Enzymatic Action and Absorption in the Small Intestine
The most complete phase of starch digestion occurs in the duodenum, the first part of the small intestine. Once the acidic contents from the stomach enter this area, the pancreas releases pancreatic juice containing bicarbonate to neutralize the acid, along with pancreatic amylase. Pancreatic amylase continues the work of its salivary counterpart, efficiently breaking down the remaining starch into maltose, maltotriose, and short oligosaccharides, including limit dextrins. The final step of hydrolysis takes place directly on the surface of the small intestinal cells, which are lined with microscopic projections called the brush border. Enzymes embedded in this brush border, such as maltase, sucrase-isomaltase, and glucoamylase, are responsible for cutting the final molecular bonds. Maltase splits the maltose molecules into two individual glucose molecules. Once the starch is fully converted into single glucose units, these simple sugars are absorbed through the intestinal wall and transported into the bloodstream. This glucose then circulates to fuel the body’s cells, making the small intestine the site where the body gains the energy stored in starch.
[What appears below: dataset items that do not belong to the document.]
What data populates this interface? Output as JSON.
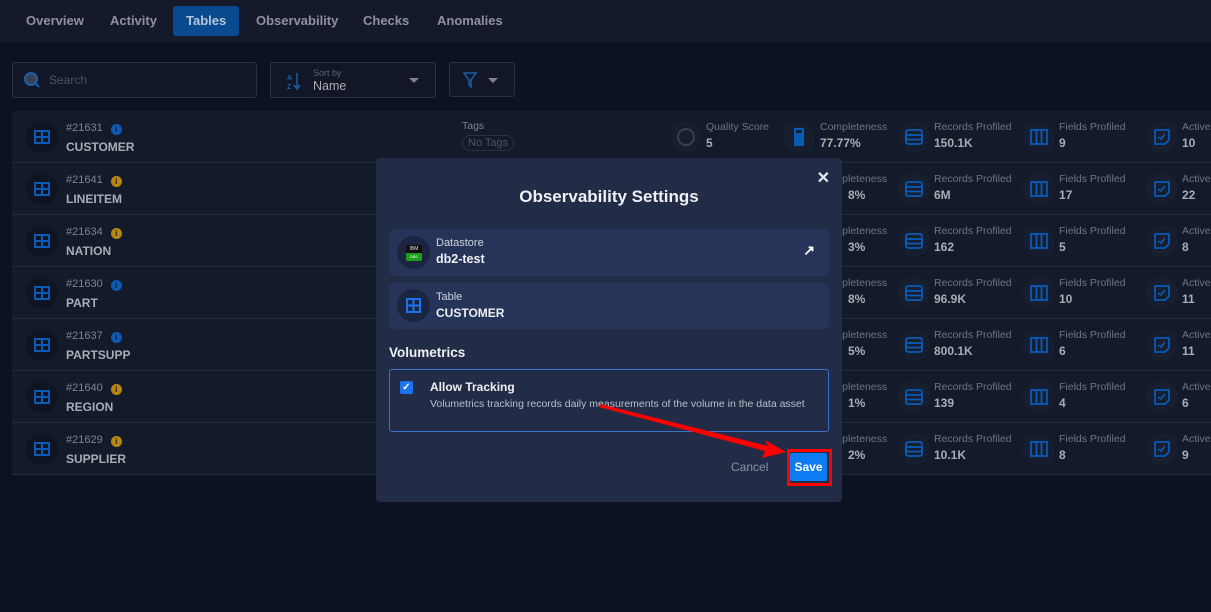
{
  "tabs": [
    {
      "label": "Overview",
      "active": false
    },
    {
      "label": "Activity",
      "active": false
    },
    {
      "label": "Tables",
      "active": true
    },
    {
      "label": "Observability",
      "active": false
    },
    {
      "label": "Checks",
      "active": false
    },
    {
      "label": "Anomalies",
      "active": false
    }
  ],
  "toolbar": {
    "search_placeholder": "Search",
    "sort_label": "Sort by",
    "sort_value": "Name"
  },
  "tags_label": "Tags",
  "no_tags": "No Tags",
  "stat_labels": {
    "quality": "Quality Score",
    "completeness": "Completeness",
    "records": "Records Profiled",
    "fields": "Fields Profiled",
    "active": "Active"
  },
  "rows": [
    {
      "id": "#21631",
      "name": "CUSTOMER",
      "info": "blue",
      "quality": "5",
      "completeness": "77.77%",
      "records": "150.1K",
      "fields": "9",
      "active": "10"
    },
    {
      "id": "#21641",
      "name": "LINEITEM",
      "info": "orange",
      "completeness": "8%",
      "records": "6M",
      "fields": "17",
      "active": "22"
    },
    {
      "id": "#21634",
      "name": "NATION",
      "info": "orange",
      "completeness": "3%",
      "records": "162",
      "fields": "5",
      "active": "8"
    },
    {
      "id": "#21630",
      "name": "PART",
      "info": "blue",
      "completeness": "8%",
      "records": "96.9K",
      "fields": "10",
      "active": "11"
    },
    {
      "id": "#21637",
      "name": "PARTSUPP",
      "info": "blue",
      "completeness": "5%",
      "records": "800.1K",
      "fields": "6",
      "active": "11"
    },
    {
      "id": "#21640",
      "name": "REGION",
      "info": "orange",
      "completeness": "1%",
      "records": "139",
      "fields": "4",
      "active": "6"
    },
    {
      "id": "#21629",
      "name": "SUPPLIER",
      "info": "orange",
      "completeness": "2%",
      "records": "10.1K",
      "fields": "8",
      "active": "9"
    }
  ],
  "colors": {
    "blue": "#0a5bb5",
    "orange": "#b8860b",
    "accent": "#0d7cf2",
    "annotation": "#ff0000"
  },
  "modal": {
    "title": "Observability Settings",
    "datastore_label": "Datastore",
    "datastore_value": "db2-test",
    "datastore_logo": "IBM DB2",
    "table_label": "Table",
    "table_value": "CUSTOMER",
    "section": "Volumetrics",
    "allow_tracking": "Allow Tracking",
    "allow_tracking_checked": true,
    "description": "Volumetrics tracking records daily measurements of the volume in the data asset",
    "cancel": "Cancel",
    "save": "Save"
  }
}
Starch That Resists Digestion
Not all starch consumed is broken down and absorbed in the small intestine; a portion, termed resistant starch (RS), bypasses this process entirely. RS resists enzymatic digestion due to structural factors, such as being physically trapped within food cell walls or having a crystalline structure that is inaccessible to amylase. This undigested carbohydrate continues its journey to the large intestine, where it acts similarly to dietary fiber. Upon reaching the large intestine, resistant starch is fermented by the resident gut microbiota. These beneficial bacteria break down the RS, using it as a food source. A significant outcome of this fermentation is the production of short-chain fatty acids (SCFAs), predominantly acetate, propionate, and butyrate. Butyrate serves as a primary energy source for the cells lining the colon, helping to maintain a healthy gut barrier.
External Factors Affecting Digestibility
The extent of starch digestion is influenced by how food is prepared and individual genetic differences. Cooking starch through heat and moisture, a process known as gelatinization, significantly increases its digestibility. Gelatinization causes the starch granules to swell and rupture, making the structure more open and easily accessible to amylase enzymes. Conversely, cooling cooked starchy foods, such as rice or potatoes, can increase the amount of resistant starch through retrogradation. During cooling, the starch molecules realign themselves into a structure that is less susceptible to breakdown. Individual efficiency in starch digestion also varies due to genetics, specifically the copy number of the AMY1 gene, which codes for salivary amylase. People with a higher number of AMY1 gene copies tend to produce more salivary amylase, which may improve the initial digestion of starchy foods.